Psaume dans la ville

S'arrêter, goûter une parole

Souviens-toi, Seigneur, de David
et de sa grande soumission
quand il fit au Seigneur un serment,
une promesse au Puissant de Jacob :

« Jamais je n'entrerai sous ma tente,
et jamais ne m'étendrai sur mon lit,
j'interdirai tout sommeil à mes yeux
et tout répit à mes paupières,
avant d'avoir trouvé un lieu pour le Seigneur,
une demeure pour le Puissant de Jacob. »

Voici qu'on nous l'annonce à Éphrata,
nous l'avons trouvée près de Yagar.
Entrons dans la demeure de Dieu,
prosternons-nous aux pieds de son trône.

Monte, Seigneur, vers le lieu de ton repos,
toi, et l'arche de ta force !
Que tes prêtres soient vêtus de justice,
que tes fidèles crient de joie !

Pour l'amour de David, ton serviteur,
ne repousse pas la face de ton messie.


Le Seigneur l'a juré à David,
et jamais il ne reprendra sa parole :
« C'est un homme issu de toi
que je placerai sur ton trône.

« Si tes fils gardent mon alliance,
les volontés que je leur fais connaître,
leurs fils, eux aussi, à tout jamais,
siégeront sur le trône dressé pour toi. »

Car le Seigneur a fait choix de Sion ;
elle est le séjour qu'il désire :
« Voilà mon repos à tout jamais,
c'est le séjour que j'avais désiré.

« Je bénirai, je bénirai ses récoltes
pour rassasier de pain ses pauvres.
Je vêtirai de gloire ses prêtres,
et ses fidèles crieront, crieront de joie.

« Là, je ferai germer la force de David ;
pour mon messie, j'ai allumé une lampe.
Je vêtirai ses ennemis de honte,
mais, sur lui, la couronne fleurira. »

Frère Franck Dubois

Méditation

Frère Franck Dubois

Seigneur, Dieu vagabond, où vas-tu reposer ? Dans quel temple de pierre ferais-tu ta demeure ? Où donc poser la tête quand on tient en sa main et l’univers entier et le temps, et la vie ? N’as-tu donc jamais pris quelque temps de repos ?
Mais toi, Jésus, tu as pu partager le sommeil des hommes. Endormi sur la barque, tandis que tous ramaient tu n’as pu cependant prolonger ton répit.
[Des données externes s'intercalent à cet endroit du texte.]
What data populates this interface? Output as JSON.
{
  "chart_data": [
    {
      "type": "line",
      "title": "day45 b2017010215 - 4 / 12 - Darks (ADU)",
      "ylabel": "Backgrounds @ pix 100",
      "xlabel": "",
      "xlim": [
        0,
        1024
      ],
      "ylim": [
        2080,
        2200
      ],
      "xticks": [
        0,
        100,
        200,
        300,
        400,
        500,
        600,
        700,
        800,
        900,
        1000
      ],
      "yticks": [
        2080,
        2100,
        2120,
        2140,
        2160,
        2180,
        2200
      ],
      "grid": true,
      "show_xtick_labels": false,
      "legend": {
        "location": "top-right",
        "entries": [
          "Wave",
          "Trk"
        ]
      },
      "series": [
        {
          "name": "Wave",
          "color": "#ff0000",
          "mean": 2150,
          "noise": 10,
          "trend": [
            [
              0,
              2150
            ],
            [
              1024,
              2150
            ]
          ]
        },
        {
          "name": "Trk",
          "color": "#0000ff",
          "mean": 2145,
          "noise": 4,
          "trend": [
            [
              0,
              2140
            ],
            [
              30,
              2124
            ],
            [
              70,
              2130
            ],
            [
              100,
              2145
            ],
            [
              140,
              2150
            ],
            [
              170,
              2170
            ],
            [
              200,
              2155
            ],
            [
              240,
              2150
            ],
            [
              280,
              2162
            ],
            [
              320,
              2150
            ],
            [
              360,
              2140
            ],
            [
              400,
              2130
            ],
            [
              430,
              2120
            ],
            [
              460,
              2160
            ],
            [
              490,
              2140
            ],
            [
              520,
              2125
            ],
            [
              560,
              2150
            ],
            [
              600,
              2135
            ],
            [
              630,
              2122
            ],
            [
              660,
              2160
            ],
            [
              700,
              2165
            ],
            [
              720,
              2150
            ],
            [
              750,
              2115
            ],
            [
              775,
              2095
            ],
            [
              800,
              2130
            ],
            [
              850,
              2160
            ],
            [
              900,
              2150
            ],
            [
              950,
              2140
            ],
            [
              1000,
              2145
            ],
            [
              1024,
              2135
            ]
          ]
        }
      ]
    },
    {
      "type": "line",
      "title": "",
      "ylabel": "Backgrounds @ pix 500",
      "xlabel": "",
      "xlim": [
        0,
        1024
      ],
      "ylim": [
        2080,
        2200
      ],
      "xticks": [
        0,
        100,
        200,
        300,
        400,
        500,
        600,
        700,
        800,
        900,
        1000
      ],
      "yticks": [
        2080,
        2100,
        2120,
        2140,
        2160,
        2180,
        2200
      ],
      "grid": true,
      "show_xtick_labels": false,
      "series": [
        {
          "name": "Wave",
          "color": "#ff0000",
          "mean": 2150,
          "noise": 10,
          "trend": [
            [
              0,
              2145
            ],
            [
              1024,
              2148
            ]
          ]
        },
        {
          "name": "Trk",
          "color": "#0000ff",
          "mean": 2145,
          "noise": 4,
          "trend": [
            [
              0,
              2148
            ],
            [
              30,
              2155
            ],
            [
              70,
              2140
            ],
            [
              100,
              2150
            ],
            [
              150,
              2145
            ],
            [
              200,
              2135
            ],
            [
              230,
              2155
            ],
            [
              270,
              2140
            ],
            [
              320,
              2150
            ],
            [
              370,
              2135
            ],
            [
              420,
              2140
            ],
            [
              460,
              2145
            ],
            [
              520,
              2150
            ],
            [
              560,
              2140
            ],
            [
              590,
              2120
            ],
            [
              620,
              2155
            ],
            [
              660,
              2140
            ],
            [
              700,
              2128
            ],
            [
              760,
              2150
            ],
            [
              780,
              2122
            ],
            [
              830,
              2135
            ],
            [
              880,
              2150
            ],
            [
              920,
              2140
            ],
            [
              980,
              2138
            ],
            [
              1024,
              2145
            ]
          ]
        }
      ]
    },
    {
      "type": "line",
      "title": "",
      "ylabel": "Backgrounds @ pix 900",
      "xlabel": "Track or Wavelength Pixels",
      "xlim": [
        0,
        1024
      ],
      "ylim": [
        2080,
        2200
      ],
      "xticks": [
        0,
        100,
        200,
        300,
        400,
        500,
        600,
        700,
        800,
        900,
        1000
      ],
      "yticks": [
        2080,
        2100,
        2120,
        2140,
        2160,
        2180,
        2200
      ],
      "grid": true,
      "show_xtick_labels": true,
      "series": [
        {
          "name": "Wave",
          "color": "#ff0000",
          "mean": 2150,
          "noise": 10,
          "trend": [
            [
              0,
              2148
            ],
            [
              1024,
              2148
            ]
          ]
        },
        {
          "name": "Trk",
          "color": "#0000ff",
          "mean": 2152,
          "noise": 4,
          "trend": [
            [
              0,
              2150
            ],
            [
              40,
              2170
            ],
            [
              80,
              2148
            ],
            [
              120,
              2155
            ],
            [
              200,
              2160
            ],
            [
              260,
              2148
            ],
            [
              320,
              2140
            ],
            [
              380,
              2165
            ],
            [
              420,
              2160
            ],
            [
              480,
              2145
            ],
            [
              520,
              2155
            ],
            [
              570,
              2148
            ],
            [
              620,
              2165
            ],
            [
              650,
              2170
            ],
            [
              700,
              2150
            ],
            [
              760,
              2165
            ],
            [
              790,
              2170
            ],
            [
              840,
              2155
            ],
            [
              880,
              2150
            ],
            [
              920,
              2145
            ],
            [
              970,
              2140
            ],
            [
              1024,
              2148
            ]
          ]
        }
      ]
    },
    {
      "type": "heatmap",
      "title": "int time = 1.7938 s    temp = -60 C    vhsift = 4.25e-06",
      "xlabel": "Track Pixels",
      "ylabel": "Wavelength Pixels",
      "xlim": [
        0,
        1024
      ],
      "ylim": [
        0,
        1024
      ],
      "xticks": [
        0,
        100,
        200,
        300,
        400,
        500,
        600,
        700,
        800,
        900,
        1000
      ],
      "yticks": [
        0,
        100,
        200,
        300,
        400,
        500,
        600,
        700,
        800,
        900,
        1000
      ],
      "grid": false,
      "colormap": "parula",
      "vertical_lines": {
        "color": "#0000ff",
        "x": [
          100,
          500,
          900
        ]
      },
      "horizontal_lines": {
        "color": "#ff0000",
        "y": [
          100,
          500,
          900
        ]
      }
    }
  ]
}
Il fallait sauver ceux qui cernés par les vagues criaient vers toi leur peur. « Silence ! » et les eaux en furies se reposent soudain lorsque Dieu en un mot réveilla sa puissance. Tu ne dormais donc pas, car ton cœur veillait. Et puis ce fut ce soir : tes disciples apeurés et pétris de fatigue s’endorment l’un après l’autre à l’Heure décisive. Mais tu veilles, toi seul, attendant ta Passion.

Car Dieu ne s’endort pas quand il Lui faut combattre. Son repos attendra la victoire finale.
Sur ton trône superbe, plus tard, tu t’endormis. Il fallait que tu montes à ce lieu de repos, pour goûter une seule fois à cet arrêt soudain, pour nous si naturel, pour toi si étranger. A Sion ton palais est un poteau de bois. Suspendu au gibet tu parais y dormir.
Pourtant, vêtu de notre honte, et couronné de gloire tu ne dors pas : tu entres en ton Sabbat, tu reviens à ton Père, et offres en ton repos tous les biens de la terre que la croix fait germer. Tu bénis les récoltes : les hommes qui veillent et ceux qui s’éveilleront quand tu viendras glorieux partager ton Sabbat avec la terre entière délivrée de la nuit.